Mit diesem Szenario leitet Nathan Wolfe eine spannende Reise ein. Der mehrfach ausgezeichnete US-Biologe, Jahrgang 1970, nimmt den Leser im ersten Teil seines Buches mit in die Vergangenheit, um zu ergründen, warum wir heute so anfällig für Infektionen sind. Seine These: Irgendwann nach der Trennung der Abstammungslinien von Mensch und Schimpanse geriet das System aus dem Gleichgewicht. Denn der Mensch reduzierte die Fülle an Mikroorganismen, mit denen er in Berührung kam aber damit auch sein körpereigenes Waffenarsenal. In
den Menschenaffen rüsteten die Viren und andere Erreger dagegen weiter auf. So wurden Schimpansen zu einem Reservoir an Mikroben, das bis heute immer wieder für den Ausbruch neuer Krankheiten sorgt.
Warum die Gefahr wächst, dass eine solche Krankheit zu einer gefürchteten Pandemie wird, führt Wolfe im zweiten Teil aus. Der dritte Teil schließlich beschreibt seine Vision eines Paradigmenwechsels: Statt Reaktion auf Pandemien fordert er Prävention. Dazu sollten beispielsweise die urtümlich lebenden Jäger-und-Sammler-Völker, die häufig mit wilden Tieren in Kontakt kommen, regelmäßig überwacht werden. Gleichzeitig könnten die Daten, die Mobilfunkanbieter und Onlinedienste wie Google sammeln, schon früh ungewöhnliche Häufungen von Krankheitsfällen aufzeigen. So ließe sich ein globales Immunsystem erzeugen, das irgendwann das Zeitalter der Pandemien beenden könnte.

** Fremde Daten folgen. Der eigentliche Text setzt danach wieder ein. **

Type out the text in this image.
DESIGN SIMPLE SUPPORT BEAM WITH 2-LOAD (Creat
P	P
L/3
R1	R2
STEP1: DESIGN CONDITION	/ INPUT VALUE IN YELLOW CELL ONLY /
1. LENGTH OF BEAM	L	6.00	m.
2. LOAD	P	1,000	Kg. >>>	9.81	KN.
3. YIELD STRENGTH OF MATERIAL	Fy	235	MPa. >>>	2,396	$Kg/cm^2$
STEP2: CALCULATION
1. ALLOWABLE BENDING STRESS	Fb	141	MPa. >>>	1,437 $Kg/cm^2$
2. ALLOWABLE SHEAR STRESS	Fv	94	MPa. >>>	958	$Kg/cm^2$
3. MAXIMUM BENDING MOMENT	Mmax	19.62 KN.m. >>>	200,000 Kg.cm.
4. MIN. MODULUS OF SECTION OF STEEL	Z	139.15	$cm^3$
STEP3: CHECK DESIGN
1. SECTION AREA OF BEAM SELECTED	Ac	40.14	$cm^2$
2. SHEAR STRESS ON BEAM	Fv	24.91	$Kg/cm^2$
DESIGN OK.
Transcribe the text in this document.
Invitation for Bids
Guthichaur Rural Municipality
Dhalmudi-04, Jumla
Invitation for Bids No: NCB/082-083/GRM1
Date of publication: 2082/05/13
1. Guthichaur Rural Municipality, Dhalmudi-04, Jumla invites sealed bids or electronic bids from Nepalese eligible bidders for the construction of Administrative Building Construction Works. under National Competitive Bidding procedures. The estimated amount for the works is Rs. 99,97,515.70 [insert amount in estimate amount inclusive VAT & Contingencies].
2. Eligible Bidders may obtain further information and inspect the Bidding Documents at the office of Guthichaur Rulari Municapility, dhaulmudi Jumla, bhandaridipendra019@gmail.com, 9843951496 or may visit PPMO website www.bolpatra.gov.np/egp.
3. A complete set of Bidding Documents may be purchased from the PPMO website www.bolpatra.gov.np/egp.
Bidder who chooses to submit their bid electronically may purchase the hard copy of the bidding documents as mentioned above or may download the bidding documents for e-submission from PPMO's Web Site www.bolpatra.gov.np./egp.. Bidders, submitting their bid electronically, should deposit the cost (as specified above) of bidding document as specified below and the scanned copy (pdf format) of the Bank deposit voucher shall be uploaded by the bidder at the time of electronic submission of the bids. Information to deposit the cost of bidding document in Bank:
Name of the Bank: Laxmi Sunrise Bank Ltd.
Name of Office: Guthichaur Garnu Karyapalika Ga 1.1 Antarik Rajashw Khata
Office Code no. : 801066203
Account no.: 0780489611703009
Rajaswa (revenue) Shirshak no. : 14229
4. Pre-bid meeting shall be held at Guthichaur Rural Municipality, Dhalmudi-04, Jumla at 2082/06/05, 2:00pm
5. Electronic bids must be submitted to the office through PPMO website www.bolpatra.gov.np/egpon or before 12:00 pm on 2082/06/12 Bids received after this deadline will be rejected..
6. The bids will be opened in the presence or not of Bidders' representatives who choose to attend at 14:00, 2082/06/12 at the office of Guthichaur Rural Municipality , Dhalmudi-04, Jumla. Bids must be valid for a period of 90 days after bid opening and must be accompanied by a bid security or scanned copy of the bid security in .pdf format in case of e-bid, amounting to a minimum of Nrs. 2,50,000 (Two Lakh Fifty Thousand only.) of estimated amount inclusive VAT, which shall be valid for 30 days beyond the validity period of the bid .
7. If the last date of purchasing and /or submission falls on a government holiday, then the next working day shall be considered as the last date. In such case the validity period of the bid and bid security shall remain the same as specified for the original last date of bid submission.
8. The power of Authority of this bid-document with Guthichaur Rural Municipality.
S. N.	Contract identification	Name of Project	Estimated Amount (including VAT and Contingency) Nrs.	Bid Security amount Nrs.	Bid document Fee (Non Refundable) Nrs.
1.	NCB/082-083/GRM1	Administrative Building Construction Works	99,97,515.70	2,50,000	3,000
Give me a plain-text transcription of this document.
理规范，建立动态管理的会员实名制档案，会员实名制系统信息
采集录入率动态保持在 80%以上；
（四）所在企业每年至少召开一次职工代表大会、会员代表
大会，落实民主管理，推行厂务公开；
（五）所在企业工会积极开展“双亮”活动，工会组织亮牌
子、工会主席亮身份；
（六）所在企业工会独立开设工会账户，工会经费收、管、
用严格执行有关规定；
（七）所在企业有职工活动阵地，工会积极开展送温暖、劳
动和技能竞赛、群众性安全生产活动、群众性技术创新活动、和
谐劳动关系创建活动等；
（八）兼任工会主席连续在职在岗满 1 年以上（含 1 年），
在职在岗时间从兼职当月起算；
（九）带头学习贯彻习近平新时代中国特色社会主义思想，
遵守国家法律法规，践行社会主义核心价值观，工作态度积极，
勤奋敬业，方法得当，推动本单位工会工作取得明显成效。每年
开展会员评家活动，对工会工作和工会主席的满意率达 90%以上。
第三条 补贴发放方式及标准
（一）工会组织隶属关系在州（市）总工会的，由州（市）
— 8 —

Das Besondere an diesem Buch ist die Authentizität. Wolfe liegt es sehr am Herzen, sein Wissen zu vermitteln. Sein leidenschaftliches Plädoyer für ein Umdenken beim Umgang mit Pandemien wirkt überzeugend, auch weil er selbst sein Leben in den Dienst der Pandemie-Prävention gestellt hat: Er gab einen sicheren, gut bezahlten Professorenposten auf, um die unabhängige Organisation Global Viral Forecasting Initiative zu gründen, die weltweit Ausschau nach gefährlichen Viren hält.